The gap matters because many organisations drive patch SLAs off the numeric score. A programme that escalates at CVSS 9.0 and above will not treat a 7.5 as an emergency. Against that, the qualitative picture — unauthenticated, no user interaction, code execution, in the core of the most widely deployed CMS on the web — is what drove the Critical classification and Rapid7's instruction to patch urgently. Where score and classification disagree this sharply, the defensible posture is to prioritise on attack characteristics and treat the score as a lagging artefact that may yet be revised.

Continuation Context: The CMS Security Thread

This disclosure lands in a sustained run of content-management-system exploitation The CyberSignal has tracked through July. Days earlier, iCagenda and Balbooa Forms Joomla extension flaws were reportedly exploited as zero-days, following CISA's earlier addition of a Joomla JCE component flaw to its Known Exploited Vulnerabilities catalog. On the WordPress side, the Gravity SMTP plugin API-key exposure and the Ghost CMS SQL-injection flaw abused in a ClickFix campaign across roughly 700 sites both featured in the same window, and Australia's Cyber Security Centre issued a mid-July advisory on a large-scale global campaign against CMS platforms and their plugins.

What separates wp2shell from the rest of that thread is the layer it sits on. Those items are extension- and plugin-level issues — real, but bounded by whoever installed the component. CVE-2026-63030 is in WordPress Core, so the exposure question is not "what did we install" but "what version are we on." Set against the 2026 Verizon DBIR finding that vulnerability exploitation has overtaken credential theft as the leading initial-access method, a core-level unauthenticated RCE in the web's most-deployed CMS is precisely the shape of flaw that finding describes.

Open Questions

Several material points remain unestablished. Whether CVE-2026-63030 is being exploited in the wild is not confirmed: Rapid7 was not aware of publicly confirmed in-the-wild exploitation at the time of its writeup, and no exploitation attempt had been reported in the following day's coverage. Whether the flaw will be added to CISA's Known Exploited Vulnerabilities catalog is likewise unconfirmed, and a KEV listing would carry federal remediation deadlines that do not currently apply. The number of exposed installations is not established; Searchlight's estimate that over 500 million websites run WordPress is the total install base, not the vulnerable population, and the affected code exists only from 6.9 onward.

The severity rating should be treated as provisional — the CVSS 7.5 is the score currently assigned, and scores are routinely revised. And whether the forced-update mechanism reaches installations that have disabled automatic updates has not been stated by WordPress, which is precisely why per-site version verification is the recommended action rather than trusting the push.


The CyberSignal Analysis

The facts above come from the advisories and the reporting. What follows is The CyberSignal's editorial reading of what WordPress operators should take from this disclosure; none of it introduces new reported facts.
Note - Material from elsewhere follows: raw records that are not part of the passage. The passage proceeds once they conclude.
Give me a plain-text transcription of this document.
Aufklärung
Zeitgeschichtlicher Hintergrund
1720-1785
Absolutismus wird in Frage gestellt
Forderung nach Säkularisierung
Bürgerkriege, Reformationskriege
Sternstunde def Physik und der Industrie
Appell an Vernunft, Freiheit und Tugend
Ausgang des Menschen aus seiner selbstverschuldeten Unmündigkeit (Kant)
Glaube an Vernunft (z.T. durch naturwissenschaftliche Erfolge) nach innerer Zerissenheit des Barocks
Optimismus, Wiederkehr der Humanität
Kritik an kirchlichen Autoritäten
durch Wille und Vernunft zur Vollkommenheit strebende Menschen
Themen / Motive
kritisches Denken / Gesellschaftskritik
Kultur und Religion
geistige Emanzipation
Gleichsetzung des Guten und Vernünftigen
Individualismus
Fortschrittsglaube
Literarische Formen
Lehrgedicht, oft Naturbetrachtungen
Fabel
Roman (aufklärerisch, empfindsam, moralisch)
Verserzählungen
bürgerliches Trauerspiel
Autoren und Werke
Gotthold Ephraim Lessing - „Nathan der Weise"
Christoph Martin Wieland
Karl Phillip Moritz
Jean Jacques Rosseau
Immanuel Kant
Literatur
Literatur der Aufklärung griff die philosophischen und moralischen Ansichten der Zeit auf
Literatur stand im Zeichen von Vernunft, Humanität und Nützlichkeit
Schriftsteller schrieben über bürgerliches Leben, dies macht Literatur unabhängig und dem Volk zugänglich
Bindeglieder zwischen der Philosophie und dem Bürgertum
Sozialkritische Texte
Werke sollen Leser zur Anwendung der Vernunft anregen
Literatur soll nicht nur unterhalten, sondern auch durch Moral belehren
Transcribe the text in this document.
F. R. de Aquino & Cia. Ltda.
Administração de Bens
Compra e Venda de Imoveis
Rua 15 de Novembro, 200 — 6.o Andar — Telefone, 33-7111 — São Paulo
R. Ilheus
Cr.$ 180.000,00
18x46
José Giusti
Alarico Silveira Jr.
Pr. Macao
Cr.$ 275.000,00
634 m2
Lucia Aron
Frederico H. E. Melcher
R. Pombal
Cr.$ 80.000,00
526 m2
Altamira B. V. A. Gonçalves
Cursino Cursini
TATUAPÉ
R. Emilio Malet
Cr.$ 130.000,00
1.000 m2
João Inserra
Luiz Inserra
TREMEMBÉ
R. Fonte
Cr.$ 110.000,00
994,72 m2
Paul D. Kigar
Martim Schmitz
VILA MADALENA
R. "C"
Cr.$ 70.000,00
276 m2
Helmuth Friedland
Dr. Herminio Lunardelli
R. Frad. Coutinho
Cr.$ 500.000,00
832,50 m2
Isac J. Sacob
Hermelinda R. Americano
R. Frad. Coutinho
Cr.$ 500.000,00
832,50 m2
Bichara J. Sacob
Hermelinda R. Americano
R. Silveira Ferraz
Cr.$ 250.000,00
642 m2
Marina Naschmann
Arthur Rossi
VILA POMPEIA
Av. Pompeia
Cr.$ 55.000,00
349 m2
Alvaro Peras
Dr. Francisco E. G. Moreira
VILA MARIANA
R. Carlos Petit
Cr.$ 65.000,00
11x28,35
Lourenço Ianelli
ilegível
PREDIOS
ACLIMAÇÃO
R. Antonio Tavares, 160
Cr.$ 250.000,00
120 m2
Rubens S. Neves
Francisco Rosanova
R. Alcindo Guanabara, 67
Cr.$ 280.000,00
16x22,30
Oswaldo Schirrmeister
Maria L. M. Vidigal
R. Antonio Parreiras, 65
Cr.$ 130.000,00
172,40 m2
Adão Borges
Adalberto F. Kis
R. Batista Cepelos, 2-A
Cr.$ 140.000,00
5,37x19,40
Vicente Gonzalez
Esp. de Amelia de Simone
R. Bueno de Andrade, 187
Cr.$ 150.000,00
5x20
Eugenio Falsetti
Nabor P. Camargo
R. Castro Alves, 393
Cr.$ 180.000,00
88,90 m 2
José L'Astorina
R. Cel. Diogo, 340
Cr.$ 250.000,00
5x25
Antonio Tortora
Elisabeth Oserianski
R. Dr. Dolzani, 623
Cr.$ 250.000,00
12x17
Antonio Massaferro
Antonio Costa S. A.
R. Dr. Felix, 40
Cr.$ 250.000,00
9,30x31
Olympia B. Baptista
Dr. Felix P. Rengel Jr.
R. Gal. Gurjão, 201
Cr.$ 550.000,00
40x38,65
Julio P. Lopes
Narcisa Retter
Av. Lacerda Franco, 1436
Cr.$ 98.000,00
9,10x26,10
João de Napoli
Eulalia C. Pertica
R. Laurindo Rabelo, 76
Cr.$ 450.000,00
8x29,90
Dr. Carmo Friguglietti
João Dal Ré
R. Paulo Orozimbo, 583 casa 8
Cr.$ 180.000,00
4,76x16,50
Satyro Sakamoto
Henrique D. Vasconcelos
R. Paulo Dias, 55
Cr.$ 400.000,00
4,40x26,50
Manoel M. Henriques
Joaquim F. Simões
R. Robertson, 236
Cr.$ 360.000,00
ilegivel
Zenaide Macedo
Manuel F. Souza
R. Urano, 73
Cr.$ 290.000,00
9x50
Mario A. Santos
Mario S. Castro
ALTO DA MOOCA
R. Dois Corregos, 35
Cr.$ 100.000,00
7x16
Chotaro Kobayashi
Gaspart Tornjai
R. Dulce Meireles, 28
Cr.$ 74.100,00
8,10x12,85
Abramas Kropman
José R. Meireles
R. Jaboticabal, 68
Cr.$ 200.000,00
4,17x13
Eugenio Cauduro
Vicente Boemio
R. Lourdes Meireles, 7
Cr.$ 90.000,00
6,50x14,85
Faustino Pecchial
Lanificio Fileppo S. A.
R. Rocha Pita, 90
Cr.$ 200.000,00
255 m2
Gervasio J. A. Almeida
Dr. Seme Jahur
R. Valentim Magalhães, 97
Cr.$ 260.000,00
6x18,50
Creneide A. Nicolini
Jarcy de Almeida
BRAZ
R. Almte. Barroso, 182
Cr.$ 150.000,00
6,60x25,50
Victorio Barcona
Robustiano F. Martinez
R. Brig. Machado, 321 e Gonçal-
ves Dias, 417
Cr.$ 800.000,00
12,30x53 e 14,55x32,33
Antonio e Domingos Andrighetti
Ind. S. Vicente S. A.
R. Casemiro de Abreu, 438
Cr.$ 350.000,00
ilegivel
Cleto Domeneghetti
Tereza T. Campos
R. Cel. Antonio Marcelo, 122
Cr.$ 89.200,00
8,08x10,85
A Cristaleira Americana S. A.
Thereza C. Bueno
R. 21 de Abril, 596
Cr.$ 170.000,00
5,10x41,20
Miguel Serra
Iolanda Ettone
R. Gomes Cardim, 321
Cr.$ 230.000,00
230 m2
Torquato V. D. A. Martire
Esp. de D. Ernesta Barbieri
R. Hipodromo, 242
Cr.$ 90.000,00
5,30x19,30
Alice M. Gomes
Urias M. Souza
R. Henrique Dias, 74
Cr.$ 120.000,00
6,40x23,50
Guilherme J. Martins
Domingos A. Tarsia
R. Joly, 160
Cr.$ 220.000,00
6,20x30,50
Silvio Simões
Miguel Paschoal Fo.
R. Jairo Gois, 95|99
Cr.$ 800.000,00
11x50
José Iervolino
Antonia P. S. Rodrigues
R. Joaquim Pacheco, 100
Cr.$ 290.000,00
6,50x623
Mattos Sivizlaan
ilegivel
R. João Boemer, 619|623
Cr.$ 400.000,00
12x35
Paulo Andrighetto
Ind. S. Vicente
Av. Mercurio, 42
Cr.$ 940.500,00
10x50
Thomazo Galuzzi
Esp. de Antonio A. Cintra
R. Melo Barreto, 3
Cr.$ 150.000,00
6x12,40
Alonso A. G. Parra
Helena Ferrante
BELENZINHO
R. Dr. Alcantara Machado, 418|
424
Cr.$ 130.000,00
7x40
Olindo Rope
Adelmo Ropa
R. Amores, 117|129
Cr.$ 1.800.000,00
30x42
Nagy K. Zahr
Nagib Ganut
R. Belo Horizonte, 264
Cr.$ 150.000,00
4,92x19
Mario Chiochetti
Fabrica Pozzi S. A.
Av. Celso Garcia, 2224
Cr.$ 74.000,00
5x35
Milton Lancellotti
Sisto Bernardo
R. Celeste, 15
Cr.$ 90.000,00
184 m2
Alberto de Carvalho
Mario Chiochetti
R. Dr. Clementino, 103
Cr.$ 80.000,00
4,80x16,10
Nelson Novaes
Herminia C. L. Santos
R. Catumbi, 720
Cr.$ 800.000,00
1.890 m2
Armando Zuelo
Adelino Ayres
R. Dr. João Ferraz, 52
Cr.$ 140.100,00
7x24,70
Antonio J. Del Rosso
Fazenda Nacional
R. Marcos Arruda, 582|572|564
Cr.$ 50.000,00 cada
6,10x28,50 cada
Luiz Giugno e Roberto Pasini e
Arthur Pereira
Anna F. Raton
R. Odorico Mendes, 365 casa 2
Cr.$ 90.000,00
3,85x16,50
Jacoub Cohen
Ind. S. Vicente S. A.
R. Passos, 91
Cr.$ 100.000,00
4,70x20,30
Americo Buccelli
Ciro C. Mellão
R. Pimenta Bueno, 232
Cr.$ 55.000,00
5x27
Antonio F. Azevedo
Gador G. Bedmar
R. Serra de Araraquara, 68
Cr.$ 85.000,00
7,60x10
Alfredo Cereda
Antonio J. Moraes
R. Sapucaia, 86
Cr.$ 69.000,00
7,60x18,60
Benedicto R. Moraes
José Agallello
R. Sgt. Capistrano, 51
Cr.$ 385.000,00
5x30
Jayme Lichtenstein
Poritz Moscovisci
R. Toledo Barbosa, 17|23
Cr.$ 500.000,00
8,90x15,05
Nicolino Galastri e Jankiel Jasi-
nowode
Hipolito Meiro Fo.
Signal 01 — Core-Level Scope Removes the Usual Triage Filter

Almost every WordPress security story of the past two years has been a plugin story, and defenders have built their reflexes accordingly: check the plugin inventory, filter to the affected component, patch the subset. CVE-2026-63030 defeats that reflex, because the vulnerable code is in WordPress Core and a stock install with no plugins is in scope. Our reading is that this changes what a credible answer looks like. "We don't run that plugin" is not available here; the only sufficient answer is a version number per site — and the sites least likely to be on that list are the forgotten campaign microsites nobody treats as production infrastructure.

Signal 02 — Withheld Details Are a Patch Window, Not Protection

Searchlight Cyber's decision to hold technical details and publish a self-check tool instead is responsible disclosure working as intended. But Rapid7's assessment that a public proof-of-concept is highly likely in a short period is the operative planning assumption, and the reasoning is structural rather than speculative: an open-source project cannot ship a fix without also shipping the map to the bug. Our view is that defenders should treat the quiet period as a countdown of unknown but short duration, and resist scheduling this into the next maintenance window on the grounds that nothing is being exploited yet.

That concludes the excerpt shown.